Morreu a “avozinha” dos britânicos aos 101 anos. Isabel Ângela Margarida Bowes-Lyon, a rainha-mãe, atravessou três séculos e dois milénios. Nasceu ainda no século IXX, a 4 de Agosto de 1900, altura em que as forças britânicas se encontravam a travar a derradeira batalha imperial na África do Sul. Ainda não havia aviões no ar, as lâmapadas de gás ainda não tinham sido substituídas pela electricidade e os Beatles de Liverpool ainda estavam por nascer.

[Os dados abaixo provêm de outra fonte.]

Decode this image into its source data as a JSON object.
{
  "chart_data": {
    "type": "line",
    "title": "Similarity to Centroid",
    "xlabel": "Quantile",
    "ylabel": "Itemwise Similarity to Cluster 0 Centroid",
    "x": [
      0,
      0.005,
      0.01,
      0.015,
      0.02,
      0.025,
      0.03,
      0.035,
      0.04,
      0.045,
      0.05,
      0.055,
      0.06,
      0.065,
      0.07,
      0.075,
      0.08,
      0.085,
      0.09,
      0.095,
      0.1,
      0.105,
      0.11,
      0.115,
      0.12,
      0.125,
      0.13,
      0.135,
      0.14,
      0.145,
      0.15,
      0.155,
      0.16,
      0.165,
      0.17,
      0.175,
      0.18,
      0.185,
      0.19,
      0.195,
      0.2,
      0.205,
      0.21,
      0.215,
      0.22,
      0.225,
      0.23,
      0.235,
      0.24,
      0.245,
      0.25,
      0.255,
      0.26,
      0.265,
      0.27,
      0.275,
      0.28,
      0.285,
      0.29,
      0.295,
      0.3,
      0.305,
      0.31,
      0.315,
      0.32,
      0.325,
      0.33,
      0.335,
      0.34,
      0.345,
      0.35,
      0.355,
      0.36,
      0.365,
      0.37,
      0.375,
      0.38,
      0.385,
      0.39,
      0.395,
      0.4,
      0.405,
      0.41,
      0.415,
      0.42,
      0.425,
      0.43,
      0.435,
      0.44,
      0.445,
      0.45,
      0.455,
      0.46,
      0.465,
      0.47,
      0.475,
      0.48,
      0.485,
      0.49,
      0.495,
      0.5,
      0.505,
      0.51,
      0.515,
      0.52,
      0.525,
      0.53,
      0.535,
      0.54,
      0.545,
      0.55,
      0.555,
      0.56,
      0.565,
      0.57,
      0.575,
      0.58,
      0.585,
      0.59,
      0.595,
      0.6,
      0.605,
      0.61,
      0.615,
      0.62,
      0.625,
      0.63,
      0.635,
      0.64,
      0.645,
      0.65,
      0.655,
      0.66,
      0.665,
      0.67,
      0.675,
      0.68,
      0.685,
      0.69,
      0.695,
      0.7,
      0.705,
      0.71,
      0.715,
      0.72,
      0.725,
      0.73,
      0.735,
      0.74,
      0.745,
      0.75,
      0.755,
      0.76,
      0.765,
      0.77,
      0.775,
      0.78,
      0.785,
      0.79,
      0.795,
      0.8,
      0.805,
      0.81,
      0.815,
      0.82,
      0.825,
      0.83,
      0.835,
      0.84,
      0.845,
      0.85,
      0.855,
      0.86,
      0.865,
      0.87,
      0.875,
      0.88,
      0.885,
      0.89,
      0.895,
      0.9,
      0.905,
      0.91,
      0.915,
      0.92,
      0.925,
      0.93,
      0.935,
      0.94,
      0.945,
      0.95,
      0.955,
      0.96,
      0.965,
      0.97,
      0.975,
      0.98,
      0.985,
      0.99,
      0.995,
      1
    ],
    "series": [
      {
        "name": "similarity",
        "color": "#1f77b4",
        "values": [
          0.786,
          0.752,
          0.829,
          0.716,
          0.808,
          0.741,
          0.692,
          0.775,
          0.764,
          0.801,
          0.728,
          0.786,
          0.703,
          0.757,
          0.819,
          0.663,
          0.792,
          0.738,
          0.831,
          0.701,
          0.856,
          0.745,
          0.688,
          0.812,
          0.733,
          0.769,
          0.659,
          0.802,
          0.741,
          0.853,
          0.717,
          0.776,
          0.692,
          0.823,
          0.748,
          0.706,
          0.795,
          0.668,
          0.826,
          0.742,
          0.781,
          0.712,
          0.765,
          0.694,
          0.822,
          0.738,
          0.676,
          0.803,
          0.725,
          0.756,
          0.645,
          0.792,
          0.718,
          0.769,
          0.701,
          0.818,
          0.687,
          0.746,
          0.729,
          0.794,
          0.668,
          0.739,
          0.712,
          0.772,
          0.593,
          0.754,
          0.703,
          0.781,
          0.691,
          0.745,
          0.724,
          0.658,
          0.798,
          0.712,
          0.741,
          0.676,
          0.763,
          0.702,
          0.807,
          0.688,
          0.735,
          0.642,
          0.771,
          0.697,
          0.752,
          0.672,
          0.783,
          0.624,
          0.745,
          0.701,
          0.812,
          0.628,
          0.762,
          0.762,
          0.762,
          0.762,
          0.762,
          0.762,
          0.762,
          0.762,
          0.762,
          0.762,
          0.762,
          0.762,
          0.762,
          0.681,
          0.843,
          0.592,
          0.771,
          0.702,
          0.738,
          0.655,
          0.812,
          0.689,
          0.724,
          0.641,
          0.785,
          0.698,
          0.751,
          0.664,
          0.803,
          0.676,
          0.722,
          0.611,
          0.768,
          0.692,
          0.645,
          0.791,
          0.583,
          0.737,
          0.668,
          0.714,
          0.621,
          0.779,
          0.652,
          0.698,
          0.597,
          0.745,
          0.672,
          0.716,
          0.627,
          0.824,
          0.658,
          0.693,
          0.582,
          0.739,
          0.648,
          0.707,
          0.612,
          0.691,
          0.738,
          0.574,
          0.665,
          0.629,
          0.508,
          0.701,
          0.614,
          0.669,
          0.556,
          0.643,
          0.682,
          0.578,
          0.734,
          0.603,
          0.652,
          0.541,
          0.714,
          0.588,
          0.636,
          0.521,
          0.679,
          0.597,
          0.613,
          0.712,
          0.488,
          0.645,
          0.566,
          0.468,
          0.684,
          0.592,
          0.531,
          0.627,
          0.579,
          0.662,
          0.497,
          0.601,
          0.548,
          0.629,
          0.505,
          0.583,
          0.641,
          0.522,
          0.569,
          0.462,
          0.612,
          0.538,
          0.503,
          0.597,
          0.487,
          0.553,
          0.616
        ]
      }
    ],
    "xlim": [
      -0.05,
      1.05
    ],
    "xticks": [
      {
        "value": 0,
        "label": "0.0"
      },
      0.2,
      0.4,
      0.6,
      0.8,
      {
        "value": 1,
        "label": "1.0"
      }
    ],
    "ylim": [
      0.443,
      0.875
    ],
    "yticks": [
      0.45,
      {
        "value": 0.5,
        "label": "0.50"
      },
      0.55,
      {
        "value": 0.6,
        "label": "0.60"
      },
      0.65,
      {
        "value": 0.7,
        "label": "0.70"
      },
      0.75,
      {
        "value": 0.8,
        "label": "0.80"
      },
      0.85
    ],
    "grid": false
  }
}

Isabel assistiu e resistiu à mudança do mundo.

Isabel Ângela Margarida Bowes-Lyon foi a nona de um rancho de dez filhos de uma família de origem nobre — o pai, lorde Glamis, era o senhor de um castelo na Escócia que pertencia à família desde o século XIV e que, de acordo com a lenda, albergou a dinastia Macbeth — apesar das suas origens terem sempre estado envoltas nalgum mistério devido ao seu tardio registo. Há quem diga que o parto de Isabel terá ocorrido, de urgência, numa carroça-ambulância e que a mãe não era lady Glamis, mas sim uma empregada irlandesa ao serviço da família.

Certo é que nasceu ainda no século IXX, a 4 de Agosto de 1900, altura em que as forças britânicas se encontravam a travar a derradeira batalha imperial na África do Sul. Ainda não havia aviões no ar, as lâmpadas de gás ainda não tinham sido substituídas pela electricidade e os Beatles de Liverpool ainda estavam por nascer.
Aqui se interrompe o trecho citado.